Felicia the Ferret: Pipe Cleaner for AEC
They tied a string to a ferret and got an atomic age pipe cleaner.
The ferret cost $35 and is 15 inches long. She helps clean the 300-foot pipes in the Meson Laboratory building now under construction at the $250 million National Accelerator Laboratory at Batavia.
They call the ferret Felicia and she has a big job. Several months from now all of the four miles of pipes will be welded together, ready for a beam of energy that will race around the four-mile course 70,000 times in 1.6 seconds.
A woman spokesman for the laboratory said, "It will develop at its peak 200 billion electron volts, enough to fry anything. When it is finished it will be the biggest machine in the world and the most complicated ever conceived."
Study patterns of energy
The scientists will direct the magnet-guided energy beam against atom-smashing targets. Then they will study the pieces - the mesons and protons that go to make up the atoms.
From these pieces they hope to learn about the patterns and habits of energy. Although they call it "weak energy," it really is high energy and it is the force that holds together the whole universe. And this is what they will be studying when the world's biggest machine finally is put together.
As part of her contribution Thursday, Felicia went through a 300-foot-pipe dragging a string. When she came out the other end, technicians tied a swab dipped in a chemical cleanser to the string.
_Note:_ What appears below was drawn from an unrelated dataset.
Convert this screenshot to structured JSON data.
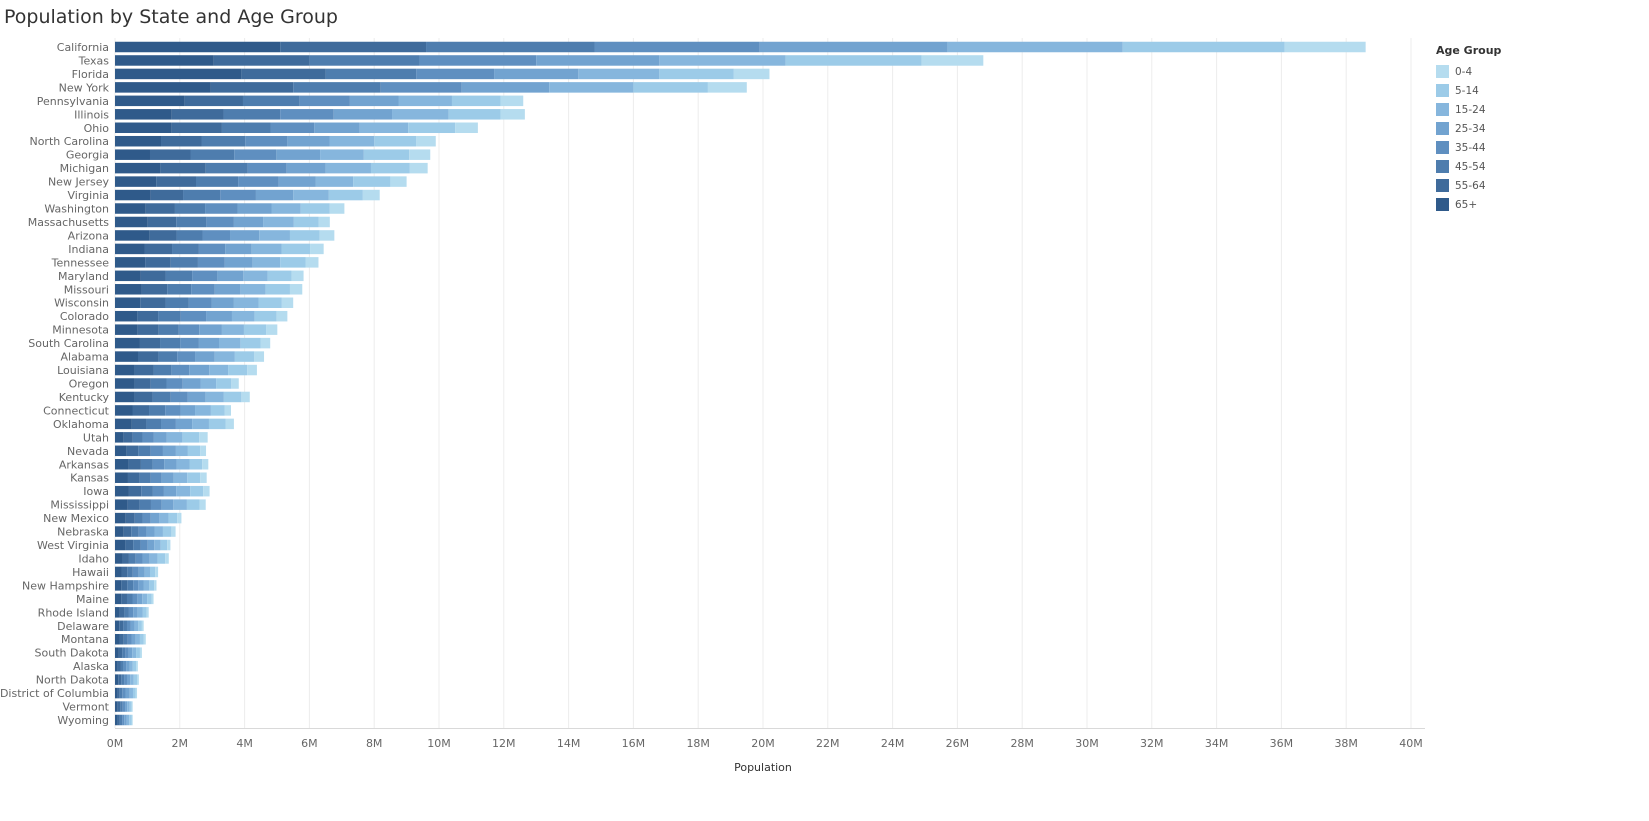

They pulled the tight-fitting swab through and when it came out it was covered with dust and steelspecks.
Must be spotless
Walter Pelczarski, the lab's mechanical designer, said, "These tubes and pipes have to be spotless. Even a speck of dust would interfere with the energy beams that will go through these pipes."
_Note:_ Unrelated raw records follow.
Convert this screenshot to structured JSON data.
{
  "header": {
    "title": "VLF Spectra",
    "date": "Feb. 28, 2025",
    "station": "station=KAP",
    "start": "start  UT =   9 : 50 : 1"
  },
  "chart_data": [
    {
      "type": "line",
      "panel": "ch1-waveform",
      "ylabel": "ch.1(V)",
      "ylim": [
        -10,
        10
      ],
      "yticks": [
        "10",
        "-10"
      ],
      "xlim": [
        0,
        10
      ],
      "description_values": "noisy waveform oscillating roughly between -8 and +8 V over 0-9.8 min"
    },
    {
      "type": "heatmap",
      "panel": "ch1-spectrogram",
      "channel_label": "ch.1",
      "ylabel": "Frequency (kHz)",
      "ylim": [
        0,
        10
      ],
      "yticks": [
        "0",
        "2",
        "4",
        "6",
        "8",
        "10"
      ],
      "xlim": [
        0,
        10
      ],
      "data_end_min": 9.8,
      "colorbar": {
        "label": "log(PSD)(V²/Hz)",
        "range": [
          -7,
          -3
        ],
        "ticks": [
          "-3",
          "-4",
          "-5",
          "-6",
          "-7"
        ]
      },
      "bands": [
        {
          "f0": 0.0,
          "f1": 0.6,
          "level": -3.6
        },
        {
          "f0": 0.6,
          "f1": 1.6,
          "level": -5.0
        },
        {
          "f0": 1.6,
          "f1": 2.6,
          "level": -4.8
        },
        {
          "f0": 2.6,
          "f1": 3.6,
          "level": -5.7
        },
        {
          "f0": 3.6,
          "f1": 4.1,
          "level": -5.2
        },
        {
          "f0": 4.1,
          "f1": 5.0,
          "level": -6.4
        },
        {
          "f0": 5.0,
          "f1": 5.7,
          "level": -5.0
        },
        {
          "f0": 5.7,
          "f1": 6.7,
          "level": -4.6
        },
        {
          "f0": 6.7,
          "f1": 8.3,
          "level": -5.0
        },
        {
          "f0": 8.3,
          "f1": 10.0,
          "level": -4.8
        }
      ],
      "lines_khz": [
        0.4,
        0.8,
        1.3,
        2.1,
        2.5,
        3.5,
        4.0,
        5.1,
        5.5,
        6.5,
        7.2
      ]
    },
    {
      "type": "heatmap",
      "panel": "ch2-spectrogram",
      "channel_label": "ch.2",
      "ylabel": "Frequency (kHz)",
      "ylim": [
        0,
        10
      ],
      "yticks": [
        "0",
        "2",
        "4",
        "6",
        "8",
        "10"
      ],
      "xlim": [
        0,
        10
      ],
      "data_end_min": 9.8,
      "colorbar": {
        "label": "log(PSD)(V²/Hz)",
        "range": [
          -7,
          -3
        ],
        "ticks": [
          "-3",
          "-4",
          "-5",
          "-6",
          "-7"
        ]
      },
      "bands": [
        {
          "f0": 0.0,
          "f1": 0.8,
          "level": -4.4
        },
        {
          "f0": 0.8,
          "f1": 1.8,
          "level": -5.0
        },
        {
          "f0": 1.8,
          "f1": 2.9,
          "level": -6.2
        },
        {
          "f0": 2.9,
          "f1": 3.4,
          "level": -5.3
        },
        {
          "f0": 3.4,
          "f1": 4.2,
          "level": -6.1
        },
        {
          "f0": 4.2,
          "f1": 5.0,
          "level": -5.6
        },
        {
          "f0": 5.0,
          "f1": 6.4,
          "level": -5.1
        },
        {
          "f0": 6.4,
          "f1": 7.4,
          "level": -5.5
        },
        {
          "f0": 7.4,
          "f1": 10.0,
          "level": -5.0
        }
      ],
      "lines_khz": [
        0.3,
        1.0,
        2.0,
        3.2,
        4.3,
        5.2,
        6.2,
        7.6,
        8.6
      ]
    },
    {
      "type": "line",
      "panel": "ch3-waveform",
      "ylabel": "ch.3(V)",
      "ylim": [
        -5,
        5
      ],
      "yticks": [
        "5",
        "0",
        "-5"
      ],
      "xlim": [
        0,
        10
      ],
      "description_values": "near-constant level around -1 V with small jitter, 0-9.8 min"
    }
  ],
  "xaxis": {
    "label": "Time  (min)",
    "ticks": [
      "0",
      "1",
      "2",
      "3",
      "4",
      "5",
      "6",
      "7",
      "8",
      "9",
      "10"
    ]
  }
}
It is Pelczarski who is in charge of Felicia the Ferret. And it is the imaginative Robert Sheldon, a British scientist who is here on loan to the laboratory, who thought of a ferret as a "meson-cleaner."
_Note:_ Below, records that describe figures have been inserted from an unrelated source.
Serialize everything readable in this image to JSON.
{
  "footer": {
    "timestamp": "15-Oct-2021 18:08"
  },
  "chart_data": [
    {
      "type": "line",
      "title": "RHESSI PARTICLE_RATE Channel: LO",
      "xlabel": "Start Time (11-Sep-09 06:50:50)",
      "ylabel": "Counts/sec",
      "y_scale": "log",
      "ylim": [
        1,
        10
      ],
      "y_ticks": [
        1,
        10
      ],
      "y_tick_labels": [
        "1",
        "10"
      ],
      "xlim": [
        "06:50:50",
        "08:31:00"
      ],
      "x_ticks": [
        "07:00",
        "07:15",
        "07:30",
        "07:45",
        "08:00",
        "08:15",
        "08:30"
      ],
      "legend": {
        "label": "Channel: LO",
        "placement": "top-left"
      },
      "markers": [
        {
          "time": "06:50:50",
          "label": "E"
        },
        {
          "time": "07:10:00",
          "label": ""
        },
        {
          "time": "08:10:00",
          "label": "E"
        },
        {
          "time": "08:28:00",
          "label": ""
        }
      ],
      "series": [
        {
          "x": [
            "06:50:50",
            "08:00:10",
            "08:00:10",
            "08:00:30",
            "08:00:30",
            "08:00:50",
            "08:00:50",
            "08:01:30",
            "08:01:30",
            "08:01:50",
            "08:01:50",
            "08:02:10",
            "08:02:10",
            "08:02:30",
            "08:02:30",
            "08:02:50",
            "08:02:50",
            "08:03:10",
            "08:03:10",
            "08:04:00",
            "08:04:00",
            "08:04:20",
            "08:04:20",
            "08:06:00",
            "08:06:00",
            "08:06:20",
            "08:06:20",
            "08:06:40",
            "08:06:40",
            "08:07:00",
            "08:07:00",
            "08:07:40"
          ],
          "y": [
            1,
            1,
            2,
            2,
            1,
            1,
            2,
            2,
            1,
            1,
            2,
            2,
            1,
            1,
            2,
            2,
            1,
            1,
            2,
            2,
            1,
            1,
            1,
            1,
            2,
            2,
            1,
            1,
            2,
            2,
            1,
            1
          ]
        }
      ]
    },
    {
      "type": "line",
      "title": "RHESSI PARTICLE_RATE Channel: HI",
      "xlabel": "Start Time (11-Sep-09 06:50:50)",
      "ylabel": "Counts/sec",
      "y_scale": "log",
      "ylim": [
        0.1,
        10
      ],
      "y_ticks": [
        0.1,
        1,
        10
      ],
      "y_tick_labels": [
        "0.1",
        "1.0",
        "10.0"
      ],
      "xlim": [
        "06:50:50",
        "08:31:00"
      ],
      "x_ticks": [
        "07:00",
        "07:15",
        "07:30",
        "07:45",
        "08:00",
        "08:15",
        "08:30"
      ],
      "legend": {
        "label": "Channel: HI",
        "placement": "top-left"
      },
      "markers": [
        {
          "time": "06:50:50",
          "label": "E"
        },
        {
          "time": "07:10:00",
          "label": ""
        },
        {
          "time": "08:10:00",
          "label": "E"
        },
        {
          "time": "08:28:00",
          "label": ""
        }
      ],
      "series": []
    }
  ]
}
It was also Sheldon who struck a triple blow for architecture, beauty and ecology by suggesting the use of empty soda pop cans in the design of the geodesic curved dome on one of the buildings of the laboratory.
Used by poachers
Being British, Sheldon remembered the use of ferrets by poachers who sent them into burrows after rabbits on English estates. Gamekeepers could hear the shooting of guns, but never the silent ferrets.
"Felicia is ideal for the work," Pelczarski said. "The ferret is an animal filled with curiosity and seeks out holes and burrows. Its instinct is to find out what's at the other end of a burrow, or, for that matter, a tube or a pipe."
Felicia isn't the only animal working for the Atomic Energy Commission. Roaming the grasslands of the lab's 6,800-acre site is a herd of some 20 buffalo.
"They do our grass-cutting," said the public relations spokesperson Margaret Pearson.